A: Yes! Each agent can use a different model.
Q: Do subagents share conversation history?
A: No. Each agent has its own conversation if conversation=True. Use RunContext to share state.
Q: Can I mix subagents= and tools=?
A: Yes! They work together seamlessly.
Q: Are token counts accurate?
A: Yes - coordinator + all subagent tokens are aggregated automatically.

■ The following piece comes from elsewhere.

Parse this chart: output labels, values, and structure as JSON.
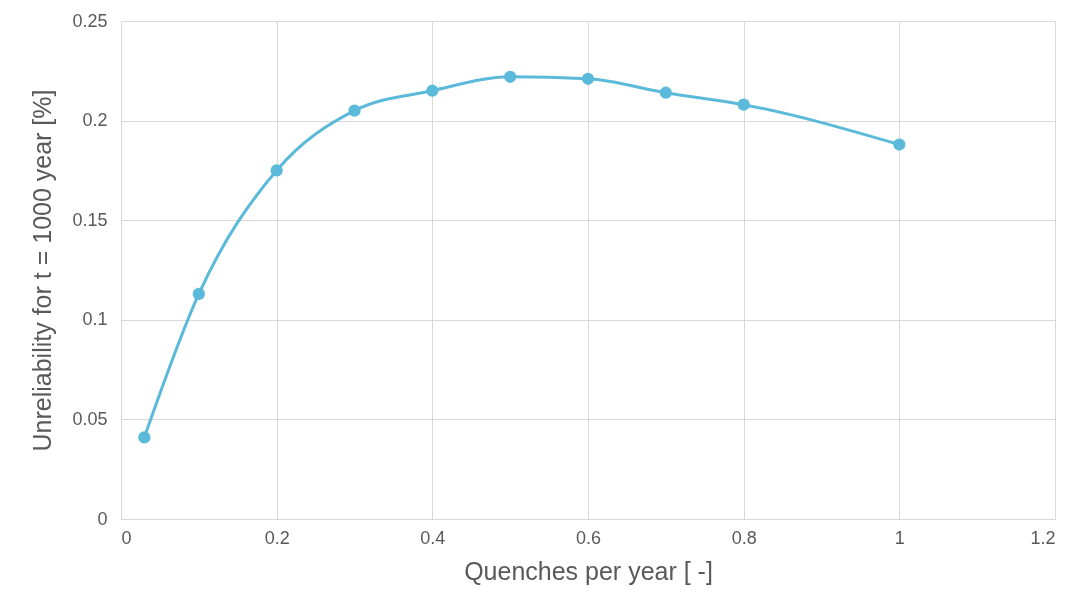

Q: Can subagents call each other?
A: Not directly. But nested subagents work (subagent has its own subagents).
Q: What if a subagent fails?
A: Error is returned to coordinator as a tool result. The LLM can handle it.
Q: How deep can I nest?
A: No hard limit, but 2-3 levels max is recommended for clarity.
Q: Does this work with all models?
A: Yes - any model that supports tool calling (OpenAI, Anthropic, Gemini, etc.)